La pluie tombait en trombe, emportant notre chaleur et alourdissant nos corps tandis que nous marchions côte à côte sur la route nocturne. Il faisait trop sombre pour voir ce qui nous attendait et nous n’avions pas de parapluie.

         — Je suis désolé, Suzune. Je ne suis pas digne d’être ton grand frère.

Suzune, ma jeune sœur, baissa la tête avec tristesse. Ses cheveux avaient des mèches brunes virant au rougeâtre et un bandage recouvrait son œil droit. La vue de la chose réveilla des sentiments amers en moi. Je n’avais pas réussi à la protéger de notre père. J’avais fait de mon mieux, mais à la fin, notre famille s’en retrouva brisée. Il rappelait avec douleur ma propre incompétence.

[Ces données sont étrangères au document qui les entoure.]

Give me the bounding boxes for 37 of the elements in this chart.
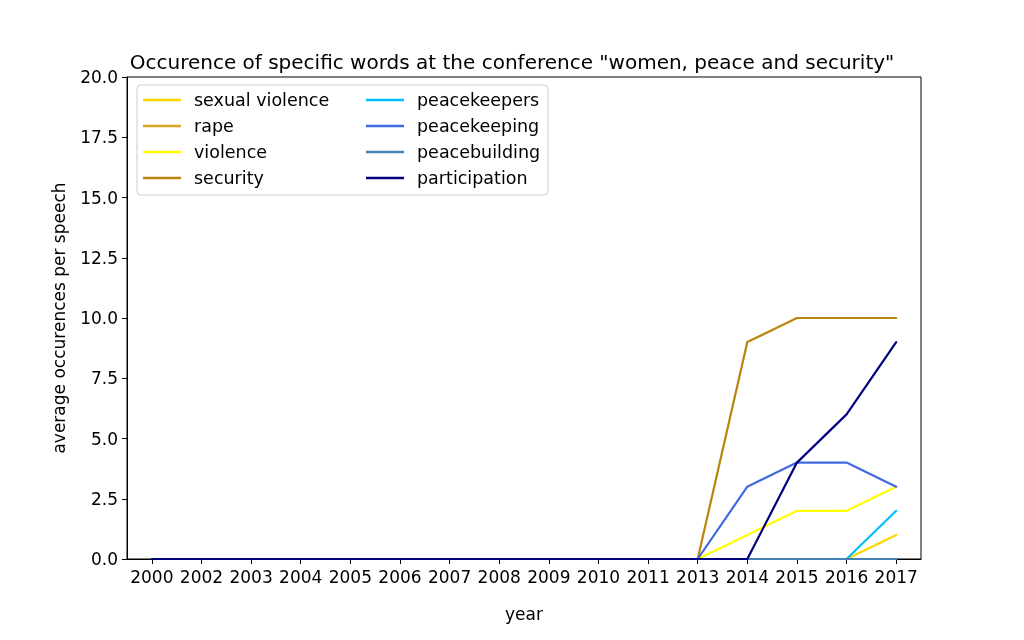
y-tick-label: 10.0 <box>80 308 118 328</box>
y-tick-label: 17.5 <box>80 127 118 148</box>
legend-label: rape <box>194 116 234 136</box>
legend-label: peacekeepers <box>417 90 540 110</box>
x-tick-label: 2009 <box>527 566 571 587</box>
y-tick-label: 15.0 <box>80 187 118 208</box>
y-tick-label: 7.5 <box>90 368 118 389</box>
x-tick-label: 2011 <box>626 566 670 587</box>
y-tick-label: 0.0 <box>90 549 118 569</box>
x-tick-label: 2008 <box>477 566 521 587</box>
chart-title: Occurence of specific words at the conference "women, peace and security" <box>129 50 895 74</box>
line-series <box>150 341 898 561</box>
x-tick-label: 2005 <box>328 566 372 587</box>
x-tick-label: 2017 <box>874 566 918 587</box>
x-tick-label: 2010 <box>576 566 621 587</box>
x-tick-label: 2013 <box>676 566 720 587</box>
x-tick-label: 2015 <box>775 566 819 587</box>
x-axis-title: year <box>505 603 543 624</box>
legend-label: security <box>194 168 264 188</box>
y-tick-label: 12.5 <box>80 247 118 268</box>
x-tick-label: 2016 <box>824 566 869 587</box>
x-tick-label: 2004 <box>279 566 323 587</box>
legend-label: violence <box>194 142 268 162</box>
y-tick-label: 2.5 <box>90 488 118 509</box>
legend-label: peacebuilding <box>417 142 541 162</box>
x-tick-label: 2003 <box>229 566 273 587</box>
y-tick-label: 5.0 <box>90 428 118 449</box>
y-axis-title: average occurences per speech <box>48 182 69 454</box>
x-tick-label: 2007 <box>427 566 472 587</box>
x-tick-label: 2014 <box>725 566 769 587</box>
y-tick-label: 20.0 <box>80 67 118 87</box>
legend-label: participation <box>417 168 528 188</box>
legend-label: sexual violence <box>194 90 330 110</box>
x-tick-label: 2000 <box>130 566 174 587</box>
x-tick-label: 2006 <box>378 566 422 587</box>
x-tick-label: 2002 <box>179 566 224 587</box>
legend-label: peacekeeping <box>417 116 540 136</box>
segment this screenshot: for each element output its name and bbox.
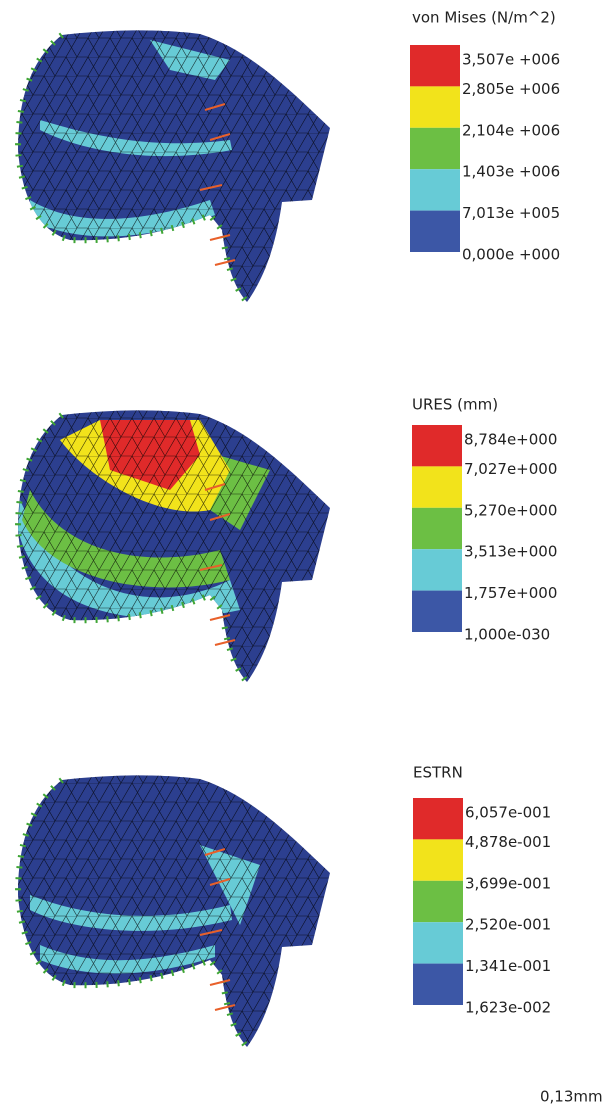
legend-band xyxy=(410,45,460,86)
legend-label: 3,513e+000 xyxy=(464,543,557,561)
legend-label: 7,027e+000 xyxy=(464,460,557,478)
legend-band xyxy=(412,508,462,549)
mesh-lines xyxy=(0,0,340,310)
stress-patches xyxy=(0,0,340,310)
scale-label: 0,13mm xyxy=(540,1088,603,1106)
legend-band xyxy=(410,86,460,127)
legend-band xyxy=(412,591,462,632)
legend-label: 1,623e-002 xyxy=(465,999,551,1017)
legend-label: 2,805e +006 xyxy=(462,80,560,98)
figure: von Mises (N/m^2) URES (mm) ESTRN 0,13mm… xyxy=(0,0,603,1105)
legend-label: 1,341e-001 xyxy=(465,957,551,975)
legend-label: 2,104e +006 xyxy=(462,121,560,139)
legend-label: 7,013e +005 xyxy=(462,204,560,222)
legend-label: 1,757e+000 xyxy=(464,584,557,602)
legend-title: von Mises (N/m^2) xyxy=(412,9,556,27)
legend-label: 0,000e +000 xyxy=(462,246,560,264)
legend-label: 1,000e-030 xyxy=(464,626,550,644)
legend-label: 3,507e +006 xyxy=(462,51,560,69)
legend-label: 1,403e +006 xyxy=(462,163,560,181)
mesh-model xyxy=(0,0,340,310)
legend-band xyxy=(413,798,463,839)
legend-band xyxy=(412,425,462,466)
legend-band xyxy=(413,881,463,922)
legend-label: 8,784e+000 xyxy=(464,431,557,449)
legend-band xyxy=(413,964,463,1005)
legend-title: ESTRN xyxy=(413,764,463,782)
legend-band xyxy=(413,922,463,963)
legend-label: 3,699e-001 xyxy=(465,874,551,892)
legend-band xyxy=(410,169,460,210)
legend-band xyxy=(410,128,460,169)
mesh-lines xyxy=(0,380,340,690)
legend-label: 4,878e-001 xyxy=(465,833,551,851)
legend-title: URES (mm) xyxy=(412,396,498,414)
mesh-lines xyxy=(0,745,340,1055)
stress-patches xyxy=(0,745,340,1055)
legend-label: 2,520e-001 xyxy=(465,916,551,934)
legend-band xyxy=(413,839,463,880)
legend-band xyxy=(412,466,462,507)
stress-patches xyxy=(0,380,340,690)
legend-band xyxy=(410,211,460,252)
mesh-model xyxy=(0,745,340,1055)
legend-label: 6,057e-001 xyxy=(465,804,551,822)
mesh-model xyxy=(0,380,340,690)
legend-band xyxy=(412,549,462,590)
legend-label: 5,270e+000 xyxy=(464,501,557,519)
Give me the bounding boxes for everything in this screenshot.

         — Ne t’en fais pas, dit-elle. Je suis heureuse tant que tu es à mes côtés.

Nous tendîmes nos mains l’une vers l’autre et ma poitrine se réchauffa lorsque je sentis sa douce paume se presser contre la mienne. Lentement, elle esquissa un sourire sincère. Un grand frère pathétique qui ne pouvait pas protéger ce qui lui était cher et une petite sœur qui rayonnait même sous la pluie. Que pensais-je de son sourire à ce moment-là ? Je me le demandais bien.

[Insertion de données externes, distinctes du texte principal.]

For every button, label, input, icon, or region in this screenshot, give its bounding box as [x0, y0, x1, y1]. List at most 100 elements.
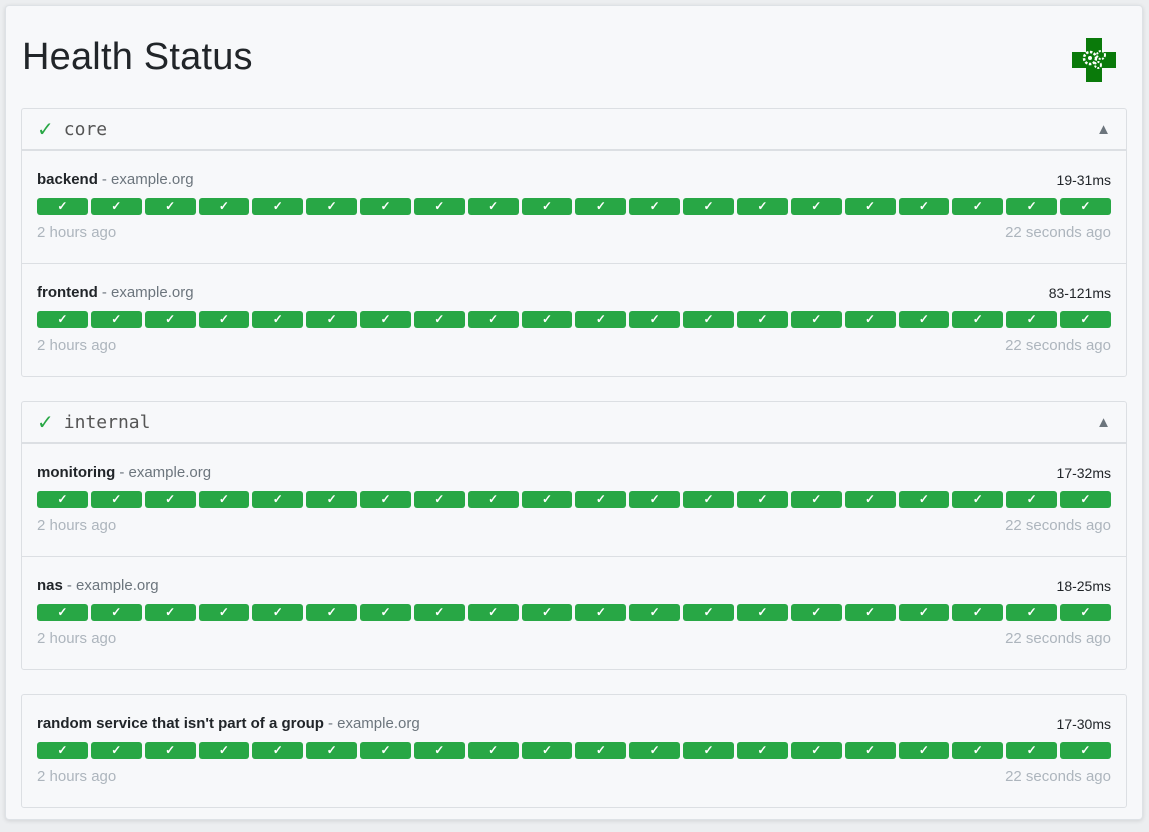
status-success-bar[interactable]: ✓: [952, 311, 1004, 328]
status-success-bar[interactable]: ✓: [1006, 742, 1058, 759]
status-success-bar[interactable]: ✓: [467, 311, 519, 328]
status-success-bar[interactable]: ✓: [790, 491, 842, 508]
status-success-bar[interactable]: ✓: [90, 604, 142, 621]
status-success-bar[interactable]: ✓: [37, 604, 88, 621]
status-success-bar[interactable]: ✓: [898, 491, 950, 508]
status-success-bar[interactable]: ✓: [198, 491, 250, 508]
status-success-bar[interactable]: ✓: [1060, 198, 1111, 215]
status-success-bar[interactable]: ✓: [736, 742, 788, 759]
status-success-bar[interactable]: ✓: [790, 198, 842, 215]
status-success-bar[interactable]: ✓: [575, 311, 627, 328]
status-success-bar[interactable]: ✓: [37, 311, 88, 328]
status-success-bar[interactable]: ✓: [898, 198, 950, 215]
status-success-bar[interactable]: ✓: [252, 491, 304, 508]
status-success-bar[interactable]: ✓: [683, 742, 734, 759]
status-success-bar[interactable]: ✓: [521, 198, 573, 215]
service-name[interactable]: monitoring: [37, 464, 116, 481]
status-success-bar[interactable]: ✓: [467, 604, 519, 621]
status-success-bar[interactable]: ✓: [575, 604, 627, 621]
group-header[interactable]: ✓ core ▲: [22, 109, 1126, 151]
status-success-bar[interactable]: ✓: [144, 742, 196, 759]
service-name[interactable]: random service that isn't part of a grou…: [37, 715, 324, 732]
status-success-bar[interactable]: ✓: [413, 198, 465, 215]
status-success-bar[interactable]: ✓: [198, 604, 250, 621]
status-success-bar[interactable]: ✓: [198, 311, 250, 328]
status-success-bar[interactable]: ✓: [467, 198, 519, 215]
group-header[interactable]: ✓ internal ▲: [22, 402, 1126, 444]
status-success-bar[interactable]: ✓: [306, 742, 358, 759]
status-success-bar[interactable]: ✓: [198, 742, 250, 759]
status-success-bar[interactable]: ✓: [1060, 604, 1111, 621]
status-success-bar[interactable]: ✓: [736, 311, 788, 328]
status-success-bar[interactable]: ✓: [90, 198, 142, 215]
status-success-bar[interactable]: ✓: [736, 491, 788, 508]
status-success-bar[interactable]: ✓: [37, 198, 88, 215]
service-name[interactable]: frontend: [37, 284, 98, 301]
status-success-bar[interactable]: ✓: [952, 742, 1004, 759]
status-success-bar[interactable]: ✓: [144, 311, 196, 328]
status-success-bar[interactable]: ✓: [90, 491, 142, 508]
status-success-bar[interactable]: ✓: [736, 198, 788, 215]
status-success-bar[interactable]: ✓: [144, 491, 196, 508]
status-success-bar[interactable]: ✓: [413, 604, 465, 621]
status-success-bar[interactable]: ✓: [790, 742, 842, 759]
status-success-bar[interactable]: ✓: [844, 742, 896, 759]
status-success-bar[interactable]: ✓: [413, 311, 465, 328]
status-success-bar[interactable]: ✓: [413, 742, 465, 759]
status-success-bar[interactable]: ✓: [629, 742, 681, 759]
status-success-bar[interactable]: ✓: [844, 604, 896, 621]
status-success-bar[interactable]: ✓: [1060, 742, 1111, 759]
status-success-bar[interactable]: ✓: [1060, 491, 1111, 508]
service-name[interactable]: nas: [37, 577, 63, 594]
status-success-bar[interactable]: ✓: [683, 198, 734, 215]
status-success-bar[interactable]: ✓: [521, 311, 573, 328]
status-success-bar[interactable]: ✓: [521, 604, 573, 621]
status-success-bar[interactable]: ✓: [306, 311, 358, 328]
status-success-bar[interactable]: ✓: [736, 604, 788, 621]
status-success-bar[interactable]: ✓: [683, 604, 734, 621]
collapse-triangle-icon[interactable]: ▲: [1096, 120, 1111, 138]
status-success-bar[interactable]: ✓: [844, 198, 896, 215]
status-success-bar[interactable]: ✓: [360, 198, 411, 215]
status-success-bar[interactable]: ✓: [144, 198, 196, 215]
status-success-bar[interactable]: ✓: [1060, 311, 1111, 328]
status-success-bar[interactable]: ✓: [360, 742, 411, 759]
status-success-bar[interactable]: ✓: [360, 491, 411, 508]
status-success-bar[interactable]: ✓: [306, 491, 358, 508]
status-success-bar[interactable]: ✓: [90, 742, 142, 759]
status-success-bar[interactable]: ✓: [575, 491, 627, 508]
status-success-bar[interactable]: ✓: [898, 742, 950, 759]
status-success-bar[interactable]: ✓: [467, 491, 519, 508]
status-success-bar[interactable]: ✓: [198, 198, 250, 215]
status-success-bar[interactable]: ✓: [1006, 491, 1058, 508]
status-success-bar[interactable]: ✓: [952, 604, 1004, 621]
status-success-bar[interactable]: ✓: [521, 491, 573, 508]
status-success-bar[interactable]: ✓: [413, 491, 465, 508]
status-success-bar[interactable]: ✓: [252, 742, 304, 759]
status-success-bar[interactable]: ✓: [575, 742, 627, 759]
status-success-bar[interactable]: ✓: [1006, 604, 1058, 621]
status-success-bar[interactable]: ✓: [629, 604, 681, 621]
service-name[interactable]: backend: [37, 171, 98, 188]
status-success-bar[interactable]: ✓: [898, 311, 950, 328]
status-success-bar[interactable]: ✓: [1006, 311, 1058, 328]
status-success-bar[interactable]: ✓: [467, 742, 519, 759]
status-success-bar[interactable]: ✓: [521, 742, 573, 759]
status-success-bar[interactable]: ✓: [952, 198, 1004, 215]
status-success-bar[interactable]: ✓: [844, 311, 896, 328]
status-success-bar[interactable]: ✓: [790, 311, 842, 328]
status-success-bar[interactable]: ✓: [360, 311, 411, 328]
status-success-bar[interactable]: ✓: [37, 491, 88, 508]
status-success-bar[interactable]: ✓: [37, 742, 88, 759]
status-success-bar[interactable]: ✓: [952, 491, 1004, 508]
status-success-bar[interactable]: ✓: [360, 604, 411, 621]
status-success-bar[interactable]: ✓: [629, 491, 681, 508]
status-success-bar[interactable]: ✓: [252, 198, 304, 215]
status-success-bar[interactable]: ✓: [683, 491, 734, 508]
status-success-bar[interactable]: ✓: [629, 198, 681, 215]
status-success-bar[interactable]: ✓: [90, 311, 142, 328]
status-success-bar[interactable]: ✓: [575, 198, 627, 215]
status-success-bar[interactable]: ✓: [790, 604, 842, 621]
collapse-triangle-icon[interactable]: ▲: [1096, 413, 1111, 431]
status-success-bar[interactable]: ✓: [252, 311, 304, 328]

Je ressentais probablement une multitude d’émotions, trop confuses pour être exprimées avec des mots. La seule chose dont j’étais sûr, c’est que son sourire de chérubin[1] me sauva à ce moment-là. Alors, je fis un vœu, que peu importe ce qu’il allait advenir d’elle, que les Cieux me permettent de rester son grand frère jusqu’à la fin. Mais je n’étais qu’un enfant à l’époque. Nous avions pu quitter la maison, mais je ne pouvais l’emmener nulle part. Nous ne pouvions qu’errer le long de la route qui s’éloignait d’Edo, sans but ni direction. La pluie s’intensifia, puis devint suffisamment forte pour masquer ce qui se présentait à nous. Nous ne pouvions aller ni retourner nulle part. J’étais certain que nous allions mourir sur cette route jusqu’à ce que nous croisions un homme semblant avoir une vingtaine d’années. Il portait un chapeau de laurier et un kimono ample. Sans prendre la peine de nous demander si nous étions des fugueurs, il dit :

— Si vous n’avez nulle part où aller, pourquoi ne pas venir chez moi ?

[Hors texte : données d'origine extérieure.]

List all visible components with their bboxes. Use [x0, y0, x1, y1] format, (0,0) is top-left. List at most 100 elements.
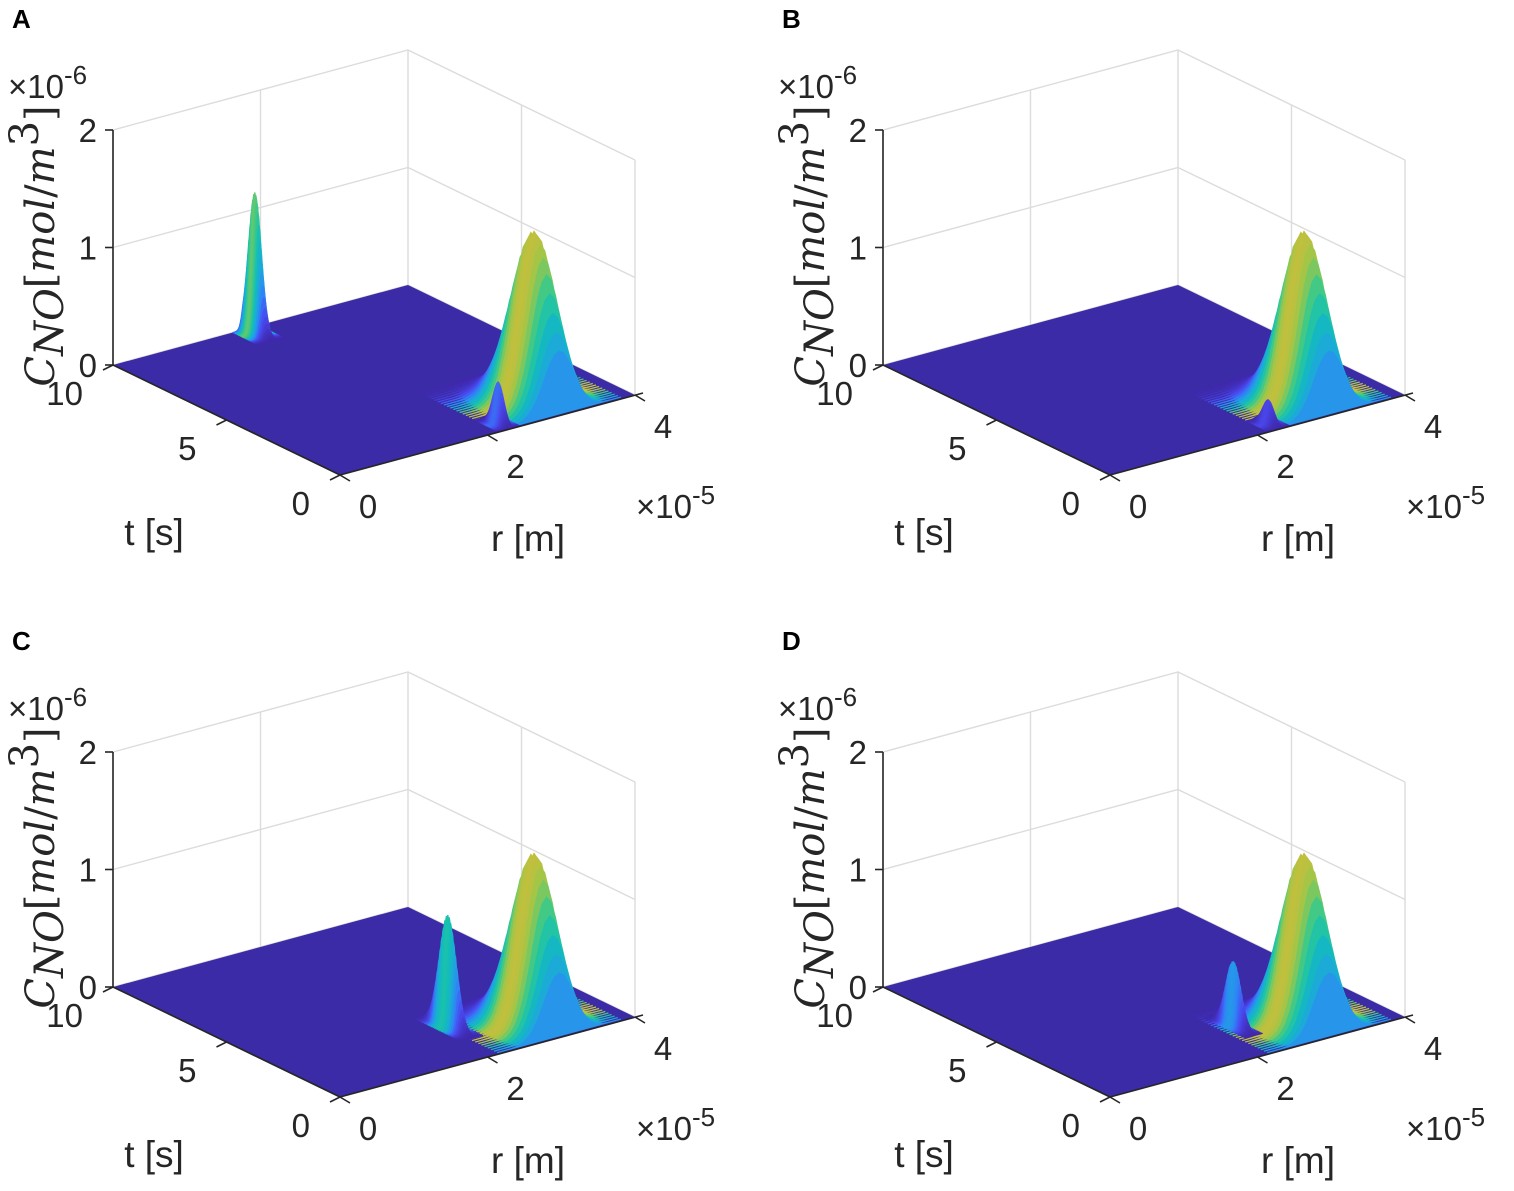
z-label-part: /: [788, 184, 834, 198]
grid-line: [882, 166, 1406, 279]
t-tick-label: 10: [816, 375, 853, 412]
r-tick-label: 2: [1276, 1070, 1294, 1107]
peak: [1188, 852, 1392, 1054]
t-tick: [102, 986, 114, 993]
grid-line: [112, 49, 636, 161]
z-tick-label: 1: [849, 230, 867, 267]
t-tick-label: 5: [948, 1052, 966, 1089]
r-tick: [634, 394, 646, 402]
r-axis-label: r [m]: [1261, 1140, 1335, 1181]
r-tick-label: 0: [1129, 1110, 1147, 1147]
r-axis-line: [1109, 1014, 1414, 1098]
z-label-part: ]: [18, 105, 64, 121]
z-tick-label: 0: [849, 347, 867, 384]
z-label-part: NO: [797, 288, 843, 357]
x-multiplier: ×10-5: [1406, 1102, 1485, 1147]
t-tick-label: 10: [816, 997, 853, 1034]
multiplier-base: ×10: [8, 68, 64, 105]
multiplier-exponent: -5: [1462, 1102, 1485, 1132]
grid-line: [882, 671, 1406, 783]
z-label-part: 3: [2, 121, 48, 146]
t-tick-label: 0: [292, 485, 310, 522]
peak: [418, 852, 622, 1054]
multiplier-exponent: -6: [834, 682, 857, 712]
r-tick-label: 4: [1424, 1030, 1442, 1067]
t-tick: [986, 419, 997, 426]
r-tick: [339, 1096, 351, 1104]
r-tick-label: 2: [506, 1070, 524, 1107]
z-label-part: mol: [788, 198, 834, 273]
r-tick: [339, 474, 351, 482]
z-label-part: m: [18, 146, 64, 184]
peak-slice: [459, 1034, 482, 1042]
multiplier-base: ×10: [1406, 488, 1462, 525]
peak: [232, 192, 286, 346]
multiplier-base: ×10: [778, 68, 834, 105]
z-label-part: NO: [27, 288, 73, 357]
r-tick: [1109, 1096, 1121, 1104]
r-tick: [1404, 394, 1416, 402]
z-label-part: NO: [27, 910, 73, 979]
x-multiplier: ×10-5: [636, 480, 715, 525]
t-tick: [216, 419, 227, 426]
peak-slice: [1266, 350, 1392, 432]
z-tick-label: 0: [849, 969, 867, 1006]
z-label-part: 3: [2, 743, 48, 768]
grid-line: [882, 49, 1406, 161]
peak-slice: [496, 972, 622, 1054]
z-label-part: /: [18, 806, 64, 820]
panel-label: B: [782, 4, 801, 34]
z-label-part: mol: [18, 820, 64, 895]
r-axis-line: [1109, 392, 1414, 476]
z-tick-label: 0: [79, 347, 97, 384]
t-tick-label: 0: [292, 1107, 310, 1144]
multiplier-exponent: -5: [692, 1102, 715, 1132]
z-label-part: C: [788, 356, 834, 387]
t-tick: [1099, 1096, 1111, 1103]
t-tick-label: 5: [948, 430, 966, 467]
z-axis-label: CNO[mol/m3]: [2, 105, 73, 386]
r-tick: [487, 1056, 498, 1064]
t-axis-label: t [s]: [124, 1134, 184, 1175]
t-tick: [986, 1041, 997, 1048]
t-tick: [1099, 474, 1111, 481]
multiplier-base: ×10: [636, 1110, 692, 1147]
multiplier-exponent: -5: [1462, 480, 1485, 510]
z-axis-label: CNO[mol/m3]: [772, 727, 843, 1008]
t-tick: [872, 986, 884, 993]
z-tick-label: 2: [79, 734, 97, 771]
z-label-part: NO: [797, 910, 843, 979]
z-multiplier: ×10-6: [778, 682, 857, 727]
multiplier-base: ×10: [8, 690, 64, 727]
z-label-part: ]: [788, 105, 834, 121]
peak-slice: [1244, 1032, 1263, 1039]
r-tick-label: 0: [359, 1110, 377, 1147]
grid-line: [112, 671, 636, 783]
panel-label: D: [782, 626, 801, 656]
multiplier-exponent: -6: [64, 60, 87, 90]
z-label-part: [: [788, 273, 834, 289]
z-label-part: ]: [788, 727, 834, 743]
t-axis-label: t [s]: [894, 1134, 954, 1175]
t-tick: [216, 1041, 227, 1048]
z-label-part: mol: [788, 820, 834, 895]
z-tick-label: 2: [849, 734, 867, 771]
z-label-part: C: [18, 978, 64, 1009]
z-label-part: 3: [772, 121, 818, 146]
peak: [418, 230, 622, 432]
surface: [113, 852, 635, 1097]
r-tick: [1404, 1016, 1416, 1024]
x-multiplier: ×10-5: [636, 1102, 715, 1147]
grid-line: [882, 788, 1406, 901]
z-label-part: [: [788, 895, 834, 911]
t-tick-label: 10: [46, 375, 83, 412]
r-tick: [1257, 434, 1268, 442]
grid-line: [112, 166, 636, 279]
x-multiplier: ×10-5: [1406, 480, 1485, 525]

C’était un étranger, alors je me méfiais de lui. Je pris position devant Suzune et lui lançai un regard aussi féroce que possible. Mais l’homme se contenta de sourire et de dire :

— Inutile de me regarder de la sorte. Je ne suis pas suspect.

Je vis le sabre à sa taille et demandai :

— Vous êtes un samouraï ?

— Le gardien de la prêtresse du sanctuaire, répondit l’homme triomphalement.

Je n’avais aucune idée de ce que c’était, mais il l’avait déclaré si fièrement que même mon esprit d’enfant comprit qu’il devait s’agir de quelque chose de grandiose.

— Alors ? poursuivit-il. Allez-vous accepter mon offre ou vous laissez mourir ici ? Personnellement, je ne pense pas que vous ayez le choix.

L’homme avait raison. Nous ne pouvions pas espérer survivre par nos propres moyens. C’était pathétique de l’admettre, mais j’avais été stupide de quitter la maison sans un plan.

— Jinta…

Derrière moi, Suzune s’agrippa à l’ourlet de mon kimono et regarda l’étranger avec crainte. Elle avait peur des hommes parce qu’ils lui rappelaient notre père, mais nous n’avions pas le choix. En tant qu’enfants, nous devions compter sur les autres pour survivre.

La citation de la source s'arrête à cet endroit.